Federal Trade Commission officials claim they have shut down an Internet scam that duped hundreds of thousands of people into providing their credit and debit card information and forcing payment for things they did not purchase.
Jeremy Johnson and brother Andy Johnson, and Duane Fielding, all of St. George, Utah, are named in a federal complaint filed this month in Las Vegas. Also named are dozens of shell companies they are alleged to have used to steal a staggering $275 million.
Jeremy Johnson lives a lavish lifestyle and owns helicopters, planes and two huge houseboats, FTC officials said.
"This is one of the largest ones out there," FTC attorney Collot Guerard said. She said the Internet is chock full of similar scams, but none approaches the scale of this case.
In the past, the Department of Justice has filed criminal charges against defendants in FTC civil cases. No criminal charges are pending in this case.
According to the Trade Commission's case summary, the defendants "operate a far-reaching Internet enterprise that deceptively enrolls unwitting consumers into memberships for products or services and then repeatedly charges their credit cards or debit funds from their checking account" without their knowledge or authorization, an unfair and deceptive trade practice.
A common lure offered "free" information on how to get government grants or start an Internet business for a shipping and handling fee of $2.99 or less. The consumer would later discover major fees on their credit card bill, according to the complaint filed in federal District Court in Las Vegas.
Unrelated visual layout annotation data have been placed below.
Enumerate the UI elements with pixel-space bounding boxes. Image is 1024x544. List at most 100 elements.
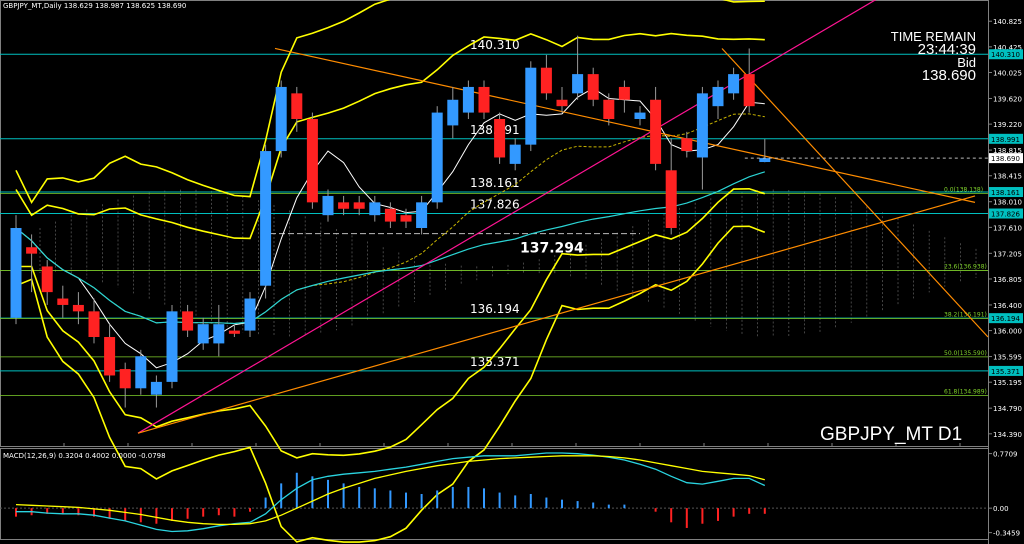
level-tag bbox=[989, 365, 1023, 376]
candle-bull bbox=[244, 298, 256, 331]
candle-bull bbox=[696, 93, 708, 158]
level-label: 137.826 bbox=[470, 198, 520, 212]
symbol-info: GBPJPY_MT,Daily 138.629 138.987 138.625 … bbox=[3, 2, 187, 10]
candle-bull bbox=[322, 195, 334, 216]
candle-bull bbox=[712, 86, 724, 107]
candle-bull bbox=[260, 151, 272, 286]
candle-bear bbox=[41, 266, 53, 293]
candle-bear bbox=[306, 119, 318, 203]
symbol-timeframe-label: GBPJPY_MT D1 bbox=[820, 424, 963, 445]
bollinger-upper-2 bbox=[15, 32, 765, 240]
level-label: 136.194 bbox=[470, 302, 520, 316]
level-tag-label: 137.826 bbox=[991, 211, 1020, 219]
candle-bull bbox=[525, 67, 537, 145]
level-label: 135.371 bbox=[470, 355, 520, 369]
candle-bear bbox=[26, 247, 38, 254]
y-tick-label: 136.000 bbox=[993, 328, 1022, 336]
candle-bull bbox=[213, 324, 225, 344]
level-label: 138.161 bbox=[470, 176, 520, 190]
y-tick-label: 137.610 bbox=[993, 224, 1022, 232]
candle-bull bbox=[431, 112, 443, 203]
candle-bull bbox=[10, 228, 22, 318]
candle-bear bbox=[338, 202, 350, 209]
fibo-label: 0.0(138.138) bbox=[944, 187, 983, 194]
countdown-panel: TIME REMAIN 23:44:39 Bid 138.690 bbox=[890, 29, 976, 84]
y-tick-label: 140.425 bbox=[993, 44, 1022, 52]
time-remain-label: TIME REMAIN bbox=[890, 29, 976, 44]
candle-bear bbox=[587, 74, 599, 100]
candle-bull bbox=[369, 202, 381, 216]
time-remain-value: 23:44:39 bbox=[917, 41, 976, 58]
macd-signal-line bbox=[15, 455, 765, 526]
candle-bull bbox=[275, 86, 287, 152]
candle-bull bbox=[759, 158, 771, 163]
candle-bear bbox=[743, 74, 755, 107]
candle-bear bbox=[681, 138, 693, 152]
macd-y-tick-label: 0.00 bbox=[993, 505, 1009, 513]
y-tick-label: 136.805 bbox=[993, 276, 1022, 284]
level-tag-label: 135.371 bbox=[991, 368, 1020, 376]
candle-bear bbox=[618, 86, 630, 100]
candle-bear bbox=[119, 369, 131, 389]
trendline-pink bbox=[137, 0, 877, 434]
trendline-support bbox=[137, 195, 976, 434]
candle-bear bbox=[540, 67, 552, 94]
bollinger-upper-3 bbox=[15, 0, 765, 205]
y-tick-label: 138.815 bbox=[993, 147, 1022, 155]
level-tag-label: 136.194 bbox=[991, 315, 1020, 323]
candle-bull bbox=[462, 86, 474, 113]
candle-bear bbox=[494, 119, 506, 158]
y-tick-label: 139.620 bbox=[993, 95, 1022, 103]
y-tick-label: 137.205 bbox=[993, 250, 1022, 258]
candle-bull bbox=[150, 381, 162, 395]
level-label: 140.310 bbox=[470, 38, 520, 52]
level-tag bbox=[989, 133, 1023, 144]
candle-bear bbox=[603, 99, 615, 119]
trendline-resistance bbox=[274, 47, 976, 203]
candle-bear bbox=[104, 337, 116, 376]
current-price-tag bbox=[989, 153, 1023, 164]
candle-bear bbox=[556, 99, 568, 107]
candle-bear bbox=[400, 215, 412, 222]
bollinger-lower-2 bbox=[16, 187, 766, 459]
bid-label: Bid bbox=[957, 55, 976, 70]
level-tag-label: 140.310 bbox=[991, 51, 1020, 59]
candle-bear bbox=[353, 202, 365, 209]
macd-plot-frame bbox=[0, 448, 989, 540]
candle-bear bbox=[650, 99, 662, 164]
candle-bear bbox=[182, 311, 194, 331]
candle-bull bbox=[135, 356, 147, 389]
candle-bull bbox=[447, 99, 459, 126]
candle-bear bbox=[665, 170, 677, 228]
level-tag-label: 138.991 bbox=[991, 136, 1020, 144]
candle-bull bbox=[728, 74, 740, 94]
macd-y-tick-label: 0.7709 bbox=[993, 451, 1018, 459]
macd-line bbox=[16, 452, 766, 533]
candle-bull bbox=[509, 144, 521, 164]
y-tick-label: 140.825 bbox=[993, 18, 1022, 26]
candle-bear bbox=[478, 86, 490, 113]
macd-y-tick-label: -0.3459 bbox=[993, 530, 1020, 538]
candle-bear bbox=[57, 298, 69, 305]
level-tag bbox=[989, 313, 1023, 324]
trendline-down bbox=[721, 48, 989, 338]
candle-bear bbox=[291, 93, 303, 119]
bollinger-lower-3 bbox=[15, 225, 766, 543]
y-tick-label: 135.195 bbox=[993, 379, 1022, 387]
current-price-tag-label: 138.690 bbox=[991, 155, 1020, 163]
y-tick-label: 136.400 bbox=[993, 302, 1022, 310]
ma-long-line bbox=[15, 171, 765, 325]
y-tick-label: 138.415 bbox=[993, 173, 1022, 181]
y-tick-label: 134.390 bbox=[993, 431, 1022, 439]
y-tick-label: 138.010 bbox=[993, 199, 1022, 207]
candle-bull bbox=[572, 74, 584, 94]
macd-info: MACD(12,26,9) 0.3204 0.4002 0.0000 -0.07… bbox=[3, 452, 166, 460]
candle-bear bbox=[88, 311, 100, 337]
candle-bull bbox=[197, 324, 209, 344]
bid-value: 138.690 bbox=[921, 67, 976, 84]
y-tick-label: 140.025 bbox=[993, 70, 1022, 78]
highlight-level-label: 137.294 bbox=[520, 241, 584, 257]
y-tick-label: 134.790 bbox=[993, 405, 1022, 413]
candle-bear bbox=[72, 304, 84, 312]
On Tuesday, U.S. District Judge Roger Hunt froze the assets of all defendants and set pretrial hearings for Feb. 10. Guerard said Jeremy Johnson might have taken about $48 million from his company, I Works Inc., before the federal government could request the freeze.
Major credit card companies reported the scams after hundreds of thousands of consumers complained. MasterCard and Visa have programs that monitor charge backs and excessive requests to remove improper charges.
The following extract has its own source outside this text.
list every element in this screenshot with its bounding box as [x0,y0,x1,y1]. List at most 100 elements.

Guerard said the Securities and Exchange Commission in 2000 reached a settlement that included heavy fines for Johnson and his company, and cancellation of his Internet merchant accounts.
The FTC alleges Johnson created scores of shell companies, many with Las Vegas addresses, faster than the government could close merchant accounts. Among the corporate defendants are Cloud Nine Marketing, a Nevada corporation with a mail drop at 2232 S. Nellis Blvd.; Internet Economy Inc., which ran Grant Search; Network Agenda LLC; Big Bucks Pro Inc.; Bottom Dollar Inc.; Bumble Marketing Inc.; and Business Loan Success LLC. Addresses used were in Reno, Carson City, Sparks and Henderson.
Johnson also operated in Delaware, New York, Oklahoma, Utah and California.
All were linked to Johnson and his company, I Works, which he founded in St. George in 2000. The defendants are not charged with theft. FTC officials accuse them of violating the Federal Trade and Electronic Fund Transfer acts.
"Defendants' misrepresentations, deceptive omissions and unfair billing practices have generated more than $350 million in sales," read the complaint. "Consumers have suffered and will continue to suffer substantial injury."
Credit card companies reimbursed about $75 million to victims, but more than $275 million remains unpaid.
According to court papers, the defendants' led people to believe "tax-free grant money" was easily obtainable while grants to individuals are not.
The Internet startup scam "promises that consumers can generate large amounts of income" through advertising, rebate programs and eBay-style auction sites.
Once a consumer signed on to get more information for a small shipping fee, the defendants would "immediately enroll their victims in plans for online memberships." The consumer would then get hit with "unauthorized" and "significant" one-time or recurring charges.